There is no doubt that Nigeria is one of the countries blessed with a sizable portion of arable land and a favourable weather condition which is suitable for around the year farming. Despite having these natural advantages which are capable of making us a major exporter of raw and finished farm produce, on the contrary, we spend heavily year in, year out on the importation of agricultural produce (raw and finished products).
From the aforementioned, we can see that the agricultural industry (which is the highest employer of labour in Nigeria) is unable to meet up with the growing demand for all forms of agricultural produce in Nigeria. As a result, the country is forced to engage in unfavourable economic practices like the importation of food items and other agricultural products which could have been cultivated on our farmlands.

According to NationMaster, Nigeria has the 9th largest arable land. With approximately half the size of Nigeria’s arable farmland, France has been earning an average of 40 billion dollars from agricultural products in recent years. How have we been unable to earn a billion dollars from Agricultural export let alone fully maximize the opportunity benefits of being in a country with a large arable land? The most logical answer to this thought-provoking question lies in our farming method.

Up to this decade, lots of small and medium-scale farmers are still heavily involved in the utilization of farm labourers for planting and harvesting on their farmland. With the continuous use of hoes, cutlass and other simple tools for commercial farming, not only will we be unable to profit from this multi-billion dollar industry, but we might also get to a point where it will become difficult to have a three square meal simply because the food items in circulation are continuously in low supply.

How do we avert this intending danger of food insecurity and benefit from the plethora of financial gains and the multifactorial tendencies inherent in the agricultural industry? The only answer to this question is by intensifying the use of mechanized farm equipment on our farmlands.
According to TOHFAN, we have approximately 7,000 tractors in Nigeria. Based on the size of our farmland, Nigeria should have nothing less than 70,000 fully-functional tractors. This right here coupled with the inductive reasoning that renting a tractor to the farm is more expensive, is one of the reasons why Nigeria is under-producing in the agricultural industry.

Considering the fact that the agricultural industry directly affects so many industries, the benefits of intensifying mechanized farming will not be felt by the farmers and tractor owners alone. As a matter of fact, the nation has more to benefit from improved farming methods than the farmers. Below are a few of the economic benefits associated with the intense usage of mechanically powered tools on our farmland:

1. Increase in foreign exchange reserve: By fully-mechanizing our farm methods, we will be exposed to enough food and cash crops which are hitherto imported into the country.
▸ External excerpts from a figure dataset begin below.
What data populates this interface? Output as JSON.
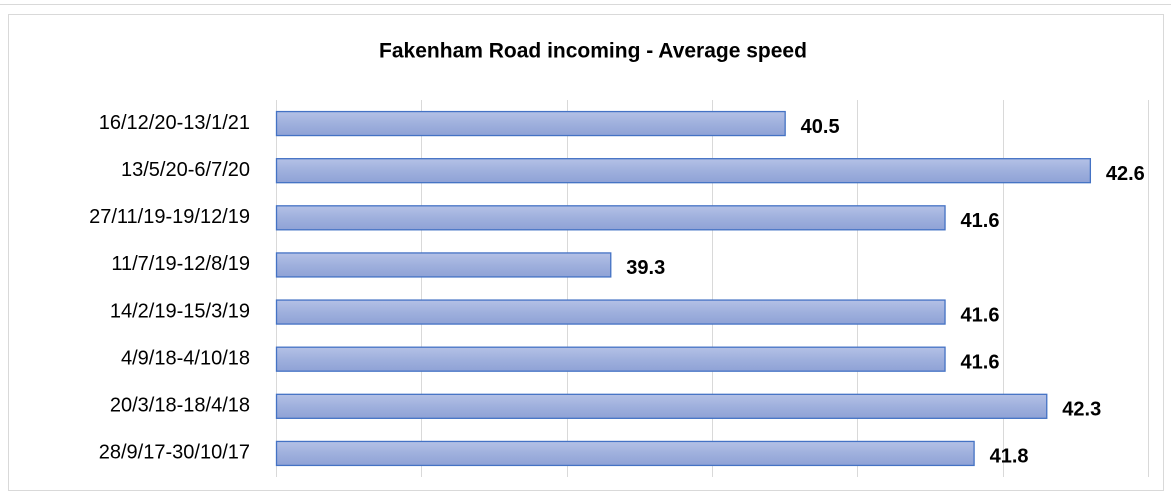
{
  "chart_data": {
    "type": "bar",
    "orientation": "horizontal",
    "title": "Fakenham Road incoming - Average speed",
    "categories": [
      "16/12/20-13/1/21",
      "13/5/20-6/7/20",
      "27/11/19-19/12/19",
      "11/7/19-12/8/19",
      "14/2/19-15/3/19",
      "4/9/18-4/10/18",
      "20/3/18-18/4/18",
      "28/9/17-30/10/17"
    ],
    "values": [
      40.5,
      42.6,
      41.6,
      39.3,
      41.6,
      41.6,
      42.3,
      41.8
    ],
    "color": "#9fb0dd",
    "edge_color": "#4472c4",
    "xlim": [
      37,
      43
    ],
    "xticks": [
      37,
      38,
      39,
      40,
      41,
      42,
      43
    ],
    "grid": true
  }
}
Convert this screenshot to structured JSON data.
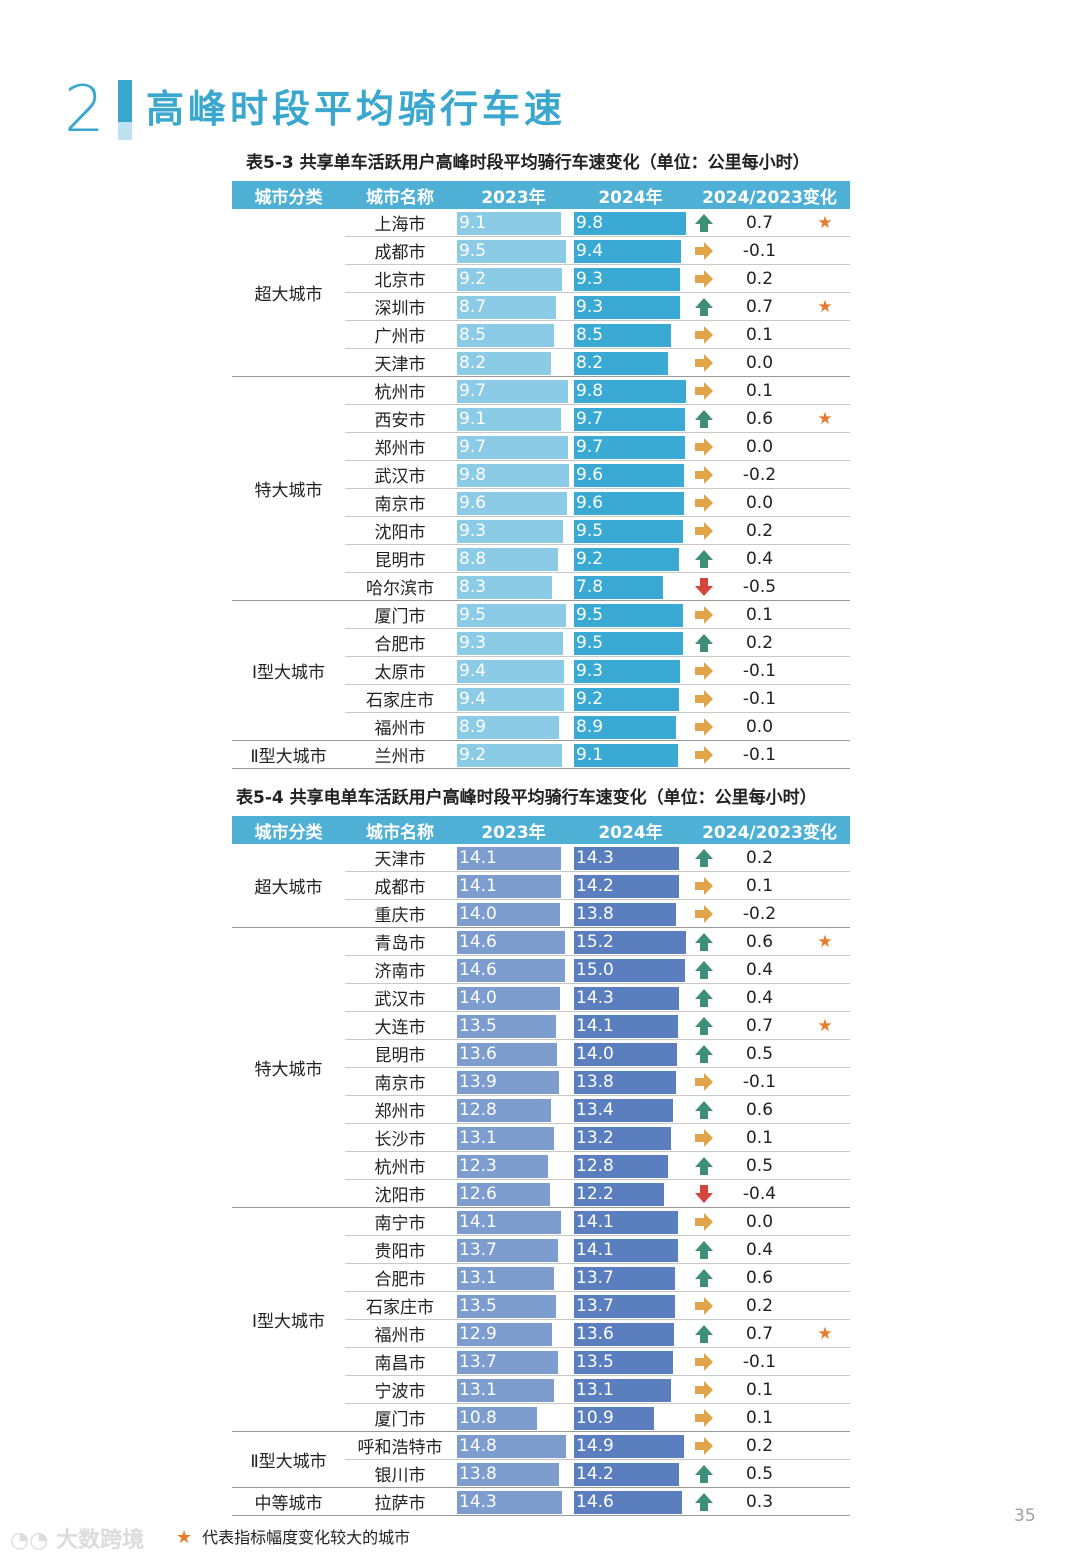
{
  "section": {
    "number": "2",
    "title": "高峰时段平均骑行车速"
  },
  "colors": {
    "accent": "#3aa7cf",
    "up": "#3f8f78",
    "flat": "#e0a54a",
    "down": "#d6453b",
    "star": "#e67d2e"
  },
  "table1": {
    "caption": "表5-3 共享单车活跃用户高峰时段平均骑行车速变化（单位：公里每小时）",
    "headers": [
      "城市分类",
      "城市名称",
      "2023年",
      "2024年",
      "2024/2023变化"
    ],
    "groups": [
      {
        "category": "超大城市",
        "rows": [
          {
            "city": "上海市",
            "v2023": "9.1",
            "v2024": "9.8",
            "trend": "up",
            "change": "0.7",
            "star": "★"
          },
          {
            "city": "成都市",
            "v2023": "9.5",
            "v2024": "9.4",
            "trend": "flat",
            "change": "-0.1",
            "star": ""
          },
          {
            "city": "北京市",
            "v2023": "9.2",
            "v2024": "9.3",
            "trend": "flat",
            "change": "0.2",
            "star": ""
          },
          {
            "city": "深圳市",
            "v2023": "8.7",
            "v2024": "9.3",
            "trend": "up",
            "change": "0.7",
            "star": "★"
          },
          {
            "city": "广州市",
            "v2023": "8.5",
            "v2024": "8.5",
            "trend": "flat",
            "change": "0.1",
            "star": ""
          },
          {
            "city": "天津市",
            "v2023": "8.2",
            "v2024": "8.2",
            "trend": "flat",
            "change": "0.0",
            "star": ""
          }
        ]
      },
      {
        "category": "特大城市",
        "rows": [
          {
            "city": "杭州市",
            "v2023": "9.7",
            "v2024": "9.8",
            "trend": "flat",
            "change": "0.1",
            "star": ""
          },
          {
            "city": "西安市",
            "v2023": "9.1",
            "v2024": "9.7",
            "trend": "up",
            "change": "0.6",
            "star": "★"
          },
          {
            "city": "郑州市",
            "v2023": "9.7",
            "v2024": "9.7",
            "trend": "flat",
            "change": "0.0",
            "star": ""
          },
          {
            "city": "武汉市",
            "v2023": "9.8",
            "v2024": "9.6",
            "trend": "flat",
            "change": "-0.2",
            "star": ""
          },
          {
            "city": "南京市",
            "v2023": "9.6",
            "v2024": "9.6",
            "trend": "flat",
            "change": "0.0",
            "star": ""
          },
          {
            "city": "沈阳市",
            "v2023": "9.3",
            "v2024": "9.5",
            "trend": "flat",
            "change": "0.2",
            "star": ""
          },
          {
            "city": "昆明市",
            "v2023": "8.8",
            "v2024": "9.2",
            "trend": "up",
            "change": "0.4",
            "star": ""
          },
          {
            "city": "哈尔滨市",
            "v2023": "8.3",
            "v2024": "7.8",
            "trend": "down",
            "change": "-0.5",
            "star": ""
          }
        ]
      },
      {
        "category": "Ⅰ型大城市",
        "rows": [
          {
            "city": "厦门市",
            "v2023": "9.5",
            "v2024": "9.5",
            "trend": "flat",
            "change": "0.1",
            "star": ""
          },
          {
            "city": "合肥市",
            "v2023": "9.3",
            "v2024": "9.5",
            "trend": "up",
            "change": "0.2",
            "star": ""
          },
          {
            "city": "太原市",
            "v2023": "9.4",
            "v2024": "9.3",
            "trend": "flat",
            "change": "-0.1",
            "star": ""
          },
          {
            "city": "石家庄市",
            "v2023": "9.4",
            "v2024": "9.2",
            "trend": "flat",
            "change": "-0.1",
            "star": ""
          },
          {
            "city": "福州市",
            "v2023": "8.9",
            "v2024": "8.9",
            "trend": "flat",
            "change": "0.0",
            "star": ""
          }
        ]
      },
      {
        "category": "Ⅱ型大城市",
        "rows": [
          {
            "city": "兰州市",
            "v2023": "9.2",
            "v2024": "9.1",
            "trend": "flat",
            "change": "-0.1",
            "star": ""
          }
        ]
      }
    ]
  },
  "table2": {
    "caption": "表5-4 共享电单车活跃用户高峰时段平均骑行车速变化（单位：公里每小时）",
    "headers": [
      "城市分类",
      "城市名称",
      "2023年",
      "2024年",
      "2024/2023变化"
    ],
    "groups": [
      {
        "category": "超大城市",
        "rows": [
          {
            "city": "天津市",
            "v2023": "14.1",
            "v2024": "14.3",
            "trend": "up",
            "change": "0.2",
            "star": ""
          },
          {
            "city": "成都市",
            "v2023": "14.1",
            "v2024": "14.2",
            "trend": "flat",
            "change": "0.1",
            "star": ""
          },
          {
            "city": "重庆市",
            "v2023": "14.0",
            "v2024": "13.8",
            "trend": "flat",
            "change": "-0.2",
            "star": ""
          }
        ]
      },
      {
        "category": "特大城市",
        "rows": [
          {
            "city": "青岛市",
            "v2023": "14.6",
            "v2024": "15.2",
            "trend": "up",
            "change": "0.6",
            "star": "★"
          },
          {
            "city": "济南市",
            "v2023": "14.6",
            "v2024": "15.0",
            "trend": "up",
            "change": "0.4",
            "star": ""
          },
          {
            "city": "武汉市",
            "v2023": "14.0",
            "v2024": "14.3",
            "trend": "up",
            "change": "0.4",
            "star": ""
          },
          {
            "city": "大连市",
            "v2023": "13.5",
            "v2024": "14.1",
            "trend": "up",
            "change": "0.7",
            "star": "★"
          },
          {
            "city": "昆明市",
            "v2023": "13.6",
            "v2024": "14.0",
            "trend": "up",
            "change": "0.5",
            "star": ""
          },
          {
            "city": "南京市",
            "v2023": "13.9",
            "v2024": "13.8",
            "trend": "flat",
            "change": "-0.1",
            "star": ""
          },
          {
            "city": "郑州市",
            "v2023": "12.8",
            "v2024": "13.4",
            "trend": "up",
            "change": "0.6",
            "star": ""
          },
          {
            "city": "长沙市",
            "v2023": "13.1",
            "v2024": "13.2",
            "trend": "flat",
            "change": "0.1",
            "star": ""
          },
          {
            "city": "杭州市",
            "v2023": "12.3",
            "v2024": "12.8",
            "trend": "up",
            "change": "0.5",
            "star": ""
          },
          {
            "city": "沈阳市",
            "v2023": "12.6",
            "v2024": "12.2",
            "trend": "down",
            "change": "-0.4",
            "star": ""
          }
        ]
      },
      {
        "category": "Ⅰ型大城市",
        "rows": [
          {
            "city": "南宁市",
            "v2023": "14.1",
            "v2024": "14.1",
            "trend": "flat",
            "change": "0.0",
            "star": ""
          },
          {
            "city": "贵阳市",
            "v2023": "13.7",
            "v2024": "14.1",
            "trend": "up",
            "change": "0.4",
            "star": ""
          },
          {
            "city": "合肥市",
            "v2023": "13.1",
            "v2024": "13.7",
            "trend": "up",
            "change": "0.6",
            "star": ""
          },
          {
            "city": "石家庄市",
            "v2023": "13.5",
            "v2024": "13.7",
            "trend": "flat",
            "change": "0.2",
            "star": ""
          },
          {
            "city": "福州市",
            "v2023": "12.9",
            "v2024": "13.6",
            "trend": "up",
            "change": "0.7",
            "star": "★"
          },
          {
            "city": "南昌市",
            "v2023": "13.7",
            "v2024": "13.5",
            "trend": "flat",
            "change": "-0.1",
            "star": ""
          },
          {
            "city": "宁波市",
            "v2023": "13.1",
            "v2024": "13.1",
            "trend": "flat",
            "change": "0.1",
            "star": ""
          },
          {
            "city": "厦门市",
            "v2023": "10.8",
            "v2024": "10.9",
            "trend": "flat",
            "change": "0.1",
            "star": ""
          }
        ]
      },
      {
        "category": "Ⅱ型大城市",
        "rows": [
          {
            "city": "呼和浩特市",
            "v2023": "14.8",
            "v2024": "14.9",
            "trend": "flat",
            "change": "0.2",
            "star": ""
          },
          {
            "city": "银川市",
            "v2023": "13.8",
            "v2024": "14.2",
            "trend": "up",
            "change": "0.5",
            "star": ""
          }
        ]
      },
      {
        "category": "中等城市",
        "rows": [
          {
            "city": "拉萨市",
            "v2023": "14.3",
            "v2024": "14.6",
            "trend": "up",
            "change": "0.3",
            "star": ""
          }
        ]
      }
    ]
  },
  "footnote": {
    "star": "★",
    "text": "代表指标幅度变化较大的城市"
  },
  "logo_text": "大数跨境",
  "page_number": "35"
}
Hence, there will be no need to spend a considerable amount of foreign exchange on the importation of similar product.

2. Strengthen the Nation’s Diversification goal: Ever since we experienced the oil boom in the ’70s, a large chunk of the nation’s revenue has been from the sales of crude oil. Aside from the dangers of having a linear source of revenue, in recent years, the proceeds of crude oil have proven to be insufficient in the short and long run. To avert the intending disaster associated with over-reliance on a single commodity and improve our annual revenue in multiple folds, mechanized agriculture needs to be taken more seriously.

3. Reduce the unemployment rate in the country: since mechanization significantly reduces the cost of producing most raw materials used in the production of other finished goods, there will be a natural inflow of investors which will, in turn, create multiple employment opportunities for the teeming population.

That the intensification of mechanized farming in any nation is capable of significantly improving the economy of such a nation is not a hypothesis yet to be proven. The U.S.A, France, Netherlands and African countries like Kenya and South Africa have only a small portion of their population in the agricultural industry. Yet, they make significantly larger revenues from it.